Pentagon Debates Role Of US Citizen Soldiers In Combat Overseas

They are America's hometown heroes: part-time citizen-soldiers ready to lend a hand in emergencies at home and risk their lives overseas. But after years of duty, the Army National Guard finds itself in the middle of a battle over its future.

The debate over how best to fit the guard into the United States' defense strategy has steadily intensified. Among its detractors are active Army officers who believe the reserves should be downsized and the savings transferred to the Army.

The guard and its supporters say it is a vital, economical military resource that must be preserved, at current levels, as a reserve combat force. But critics argue that future conflicts will require the rapid deployment of top-notch troops, so the reserves should be shorn of combat duties, reduced in size, and restricted to providing specialized support functions abroad. The guard, however, would continue its traditional domestic duties.

The outcome of the debate remains unclear. But the guard seems to have the upper hand, partly because it maintains the confidence of the Pentagon's civilian leaders. They are now working on a compromise that rejects claims that the reservists cannot be made combat-ready fast enough to help win two simultaneous regional conflicts - the worst-case scenario under current US defense planning.

Says a senior Defense Department official: "When measured against the active Army, the guard is poor. But, when measured against potential adversaries, it's superb."

The guard is also aided by its massive political clout. Not only is it cherished publicly as the guardian of the nation's citizen militia tradition, its presence in communities large and small in all 50 states makes it an institution prized by politicians as a recipient of vote-generating largess.
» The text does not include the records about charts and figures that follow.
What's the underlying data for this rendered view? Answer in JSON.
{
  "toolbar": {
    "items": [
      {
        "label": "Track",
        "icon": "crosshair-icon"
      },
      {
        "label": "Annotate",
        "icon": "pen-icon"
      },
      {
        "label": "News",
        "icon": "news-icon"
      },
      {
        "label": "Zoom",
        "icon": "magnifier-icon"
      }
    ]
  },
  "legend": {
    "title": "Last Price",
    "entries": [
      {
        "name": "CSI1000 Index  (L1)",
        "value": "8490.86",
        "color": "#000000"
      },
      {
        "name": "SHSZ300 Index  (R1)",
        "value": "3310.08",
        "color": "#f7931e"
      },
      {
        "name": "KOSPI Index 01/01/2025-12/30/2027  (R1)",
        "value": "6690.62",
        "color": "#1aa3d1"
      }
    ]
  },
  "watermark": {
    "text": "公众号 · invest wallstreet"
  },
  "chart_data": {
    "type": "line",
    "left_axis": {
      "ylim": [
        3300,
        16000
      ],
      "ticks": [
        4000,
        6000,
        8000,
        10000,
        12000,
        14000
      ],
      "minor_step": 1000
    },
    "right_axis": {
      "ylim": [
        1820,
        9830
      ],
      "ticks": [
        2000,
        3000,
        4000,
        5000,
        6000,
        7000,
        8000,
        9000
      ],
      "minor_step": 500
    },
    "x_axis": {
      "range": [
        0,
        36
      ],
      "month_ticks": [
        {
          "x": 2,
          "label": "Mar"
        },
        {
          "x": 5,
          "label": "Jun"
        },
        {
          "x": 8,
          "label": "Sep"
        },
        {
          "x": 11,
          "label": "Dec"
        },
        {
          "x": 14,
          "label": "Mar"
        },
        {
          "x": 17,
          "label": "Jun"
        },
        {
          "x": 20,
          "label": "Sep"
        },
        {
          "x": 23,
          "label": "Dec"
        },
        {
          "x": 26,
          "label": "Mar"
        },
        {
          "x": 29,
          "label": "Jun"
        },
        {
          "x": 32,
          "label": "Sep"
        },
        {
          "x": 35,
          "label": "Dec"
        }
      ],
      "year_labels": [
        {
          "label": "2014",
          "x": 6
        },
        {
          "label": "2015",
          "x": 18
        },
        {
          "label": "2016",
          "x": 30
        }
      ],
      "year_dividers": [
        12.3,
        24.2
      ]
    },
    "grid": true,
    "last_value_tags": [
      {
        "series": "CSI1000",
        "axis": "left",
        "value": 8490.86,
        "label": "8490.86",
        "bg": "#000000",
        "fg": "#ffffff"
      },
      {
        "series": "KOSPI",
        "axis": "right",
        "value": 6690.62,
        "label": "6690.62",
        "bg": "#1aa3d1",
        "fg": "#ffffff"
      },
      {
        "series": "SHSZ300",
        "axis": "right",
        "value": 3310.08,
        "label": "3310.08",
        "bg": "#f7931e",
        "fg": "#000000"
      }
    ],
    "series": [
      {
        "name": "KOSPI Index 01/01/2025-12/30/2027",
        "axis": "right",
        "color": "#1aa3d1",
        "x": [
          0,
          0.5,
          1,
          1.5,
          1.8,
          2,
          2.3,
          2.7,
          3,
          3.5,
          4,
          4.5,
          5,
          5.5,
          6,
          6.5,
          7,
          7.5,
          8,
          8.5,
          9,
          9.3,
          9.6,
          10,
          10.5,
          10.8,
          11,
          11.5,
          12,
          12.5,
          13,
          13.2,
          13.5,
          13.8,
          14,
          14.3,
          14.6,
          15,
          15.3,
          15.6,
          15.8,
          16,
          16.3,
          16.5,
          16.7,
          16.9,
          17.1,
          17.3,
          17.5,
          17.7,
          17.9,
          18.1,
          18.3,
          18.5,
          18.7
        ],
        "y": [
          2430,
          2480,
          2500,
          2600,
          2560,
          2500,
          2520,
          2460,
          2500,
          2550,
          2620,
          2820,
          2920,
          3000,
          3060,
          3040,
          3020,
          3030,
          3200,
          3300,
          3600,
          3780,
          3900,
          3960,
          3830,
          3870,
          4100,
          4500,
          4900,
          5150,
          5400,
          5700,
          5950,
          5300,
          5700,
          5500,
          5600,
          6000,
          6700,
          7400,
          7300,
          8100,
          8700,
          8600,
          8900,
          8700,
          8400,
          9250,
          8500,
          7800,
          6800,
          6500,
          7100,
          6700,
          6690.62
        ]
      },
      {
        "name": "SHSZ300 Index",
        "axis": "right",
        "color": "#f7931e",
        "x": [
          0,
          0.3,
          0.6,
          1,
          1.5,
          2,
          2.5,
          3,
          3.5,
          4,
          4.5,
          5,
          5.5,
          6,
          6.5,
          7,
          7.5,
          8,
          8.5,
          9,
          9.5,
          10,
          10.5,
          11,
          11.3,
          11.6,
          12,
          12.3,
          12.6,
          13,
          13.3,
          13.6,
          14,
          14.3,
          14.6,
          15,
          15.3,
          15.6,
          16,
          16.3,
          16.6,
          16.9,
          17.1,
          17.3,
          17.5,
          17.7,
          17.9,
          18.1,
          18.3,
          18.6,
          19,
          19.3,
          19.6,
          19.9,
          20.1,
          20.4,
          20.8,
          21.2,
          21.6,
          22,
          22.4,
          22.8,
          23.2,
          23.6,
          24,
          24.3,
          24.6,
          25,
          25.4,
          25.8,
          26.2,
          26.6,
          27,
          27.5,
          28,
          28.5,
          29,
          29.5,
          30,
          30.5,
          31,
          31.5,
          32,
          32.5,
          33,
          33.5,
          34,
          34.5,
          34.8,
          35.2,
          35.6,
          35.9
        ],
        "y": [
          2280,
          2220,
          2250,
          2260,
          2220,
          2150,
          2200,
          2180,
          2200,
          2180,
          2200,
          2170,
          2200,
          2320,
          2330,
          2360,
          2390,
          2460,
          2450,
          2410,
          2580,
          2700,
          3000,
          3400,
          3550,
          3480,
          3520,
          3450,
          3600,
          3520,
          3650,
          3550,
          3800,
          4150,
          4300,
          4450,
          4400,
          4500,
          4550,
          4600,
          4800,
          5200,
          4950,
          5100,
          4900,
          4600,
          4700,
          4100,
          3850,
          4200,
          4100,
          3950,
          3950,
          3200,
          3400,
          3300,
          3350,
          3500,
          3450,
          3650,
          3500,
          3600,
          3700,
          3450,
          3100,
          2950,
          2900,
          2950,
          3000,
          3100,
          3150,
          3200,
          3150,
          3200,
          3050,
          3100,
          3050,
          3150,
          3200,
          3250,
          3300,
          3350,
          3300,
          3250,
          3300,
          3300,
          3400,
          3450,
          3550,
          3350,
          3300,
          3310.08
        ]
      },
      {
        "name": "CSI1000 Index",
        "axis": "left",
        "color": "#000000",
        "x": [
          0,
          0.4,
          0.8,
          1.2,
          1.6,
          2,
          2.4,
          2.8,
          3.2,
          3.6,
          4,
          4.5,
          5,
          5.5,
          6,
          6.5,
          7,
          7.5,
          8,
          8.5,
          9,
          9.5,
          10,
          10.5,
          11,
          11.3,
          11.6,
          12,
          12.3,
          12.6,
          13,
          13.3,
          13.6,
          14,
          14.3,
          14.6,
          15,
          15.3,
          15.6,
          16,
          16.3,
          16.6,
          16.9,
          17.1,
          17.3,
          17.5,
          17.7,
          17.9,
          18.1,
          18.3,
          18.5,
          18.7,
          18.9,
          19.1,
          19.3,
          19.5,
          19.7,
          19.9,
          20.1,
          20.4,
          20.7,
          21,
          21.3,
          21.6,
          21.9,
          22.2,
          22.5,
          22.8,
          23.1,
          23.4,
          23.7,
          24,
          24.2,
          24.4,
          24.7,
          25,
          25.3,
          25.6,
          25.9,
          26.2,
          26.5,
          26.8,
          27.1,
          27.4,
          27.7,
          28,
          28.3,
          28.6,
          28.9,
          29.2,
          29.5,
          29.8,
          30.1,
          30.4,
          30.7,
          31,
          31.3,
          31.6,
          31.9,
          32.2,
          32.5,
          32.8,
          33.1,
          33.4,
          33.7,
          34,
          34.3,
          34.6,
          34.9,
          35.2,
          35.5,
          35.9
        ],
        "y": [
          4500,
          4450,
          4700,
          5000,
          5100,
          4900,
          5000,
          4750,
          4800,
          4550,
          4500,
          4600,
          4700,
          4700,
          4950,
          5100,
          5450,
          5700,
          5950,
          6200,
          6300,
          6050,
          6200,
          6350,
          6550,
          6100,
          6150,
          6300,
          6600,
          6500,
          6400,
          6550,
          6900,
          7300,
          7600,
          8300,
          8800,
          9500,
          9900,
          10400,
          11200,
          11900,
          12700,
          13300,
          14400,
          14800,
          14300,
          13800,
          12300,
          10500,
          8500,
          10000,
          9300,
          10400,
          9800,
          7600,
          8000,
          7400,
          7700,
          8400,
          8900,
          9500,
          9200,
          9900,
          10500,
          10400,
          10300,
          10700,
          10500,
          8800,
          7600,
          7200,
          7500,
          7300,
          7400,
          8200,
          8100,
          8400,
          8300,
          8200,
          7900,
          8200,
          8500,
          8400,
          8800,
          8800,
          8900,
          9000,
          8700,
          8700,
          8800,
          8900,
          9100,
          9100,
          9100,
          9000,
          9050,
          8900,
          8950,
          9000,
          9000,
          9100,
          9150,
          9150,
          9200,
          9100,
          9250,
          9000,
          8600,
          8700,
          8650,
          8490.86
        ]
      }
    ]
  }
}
"The National Guard is a state resource," says John Hillen, a military analyst at the Heritage Foundation. "There is an awful lot of money and pork that comes along with the National Guard. This is big bucks and thousands and thousands of jobs."

SO sweeping is the guard's influence in Congress that the Pentagon seeks only partial funding for the force in its annual budget request. It knows that lawmakers of both parties will add the rest. A case in point: the proposed fiscal 1997 Pentagon budgets approved by the House and the Senate. While slashing the active Army's funds, both chambers added millions for the guard. While the Pentagon sought no funds for new equipment for the guard, the House added $98 million and the Senate $125 million.

"I'm not going to tell you there is no pork. But everything I asked them for is stuff we need," says retired Maj. Gen. Edwin Philbin, head of the US National Guard Association.

Congress's annual practice of paring the active Army's budget while bolstering that of the guard is fueling demands that the reserve force be restructured. Another is the current defense strategy, known as the Bottom-Up Review (BUR), under which the number of active Army personnel is being reduced by 34 percent to 495,000 between 1990 and 1999, while the guard is being cut only 16 percent to 367,000.

Also driving the restructuring demands are contentions that the Gulf War proved that reservists cannot train to combat proficiency fast enough. Critics say that by the time three guard combat brigades were ready, the conflict was over. "Everyone knows that the guard could not get their advanced readiness units ready in three months, let alone six," says Michael O'Hanlon, a military analyst at the Brookings Institution in Washington.

The compromise plan now being worked on by Defense Department officials is aimed at meeting the active Army's claimed shortage of support troops and reservations about the guard's combat capabilities.

Still, the guard is taking no chances. With his eye on the November elections, Maj. Gen. Philbin warns that 3,500 officers are coming to the guard's annual meeting in September in Washington "to remind their national leaders that the American people across the country still desire and support the 'militia nation' concept as written into the US Constitution."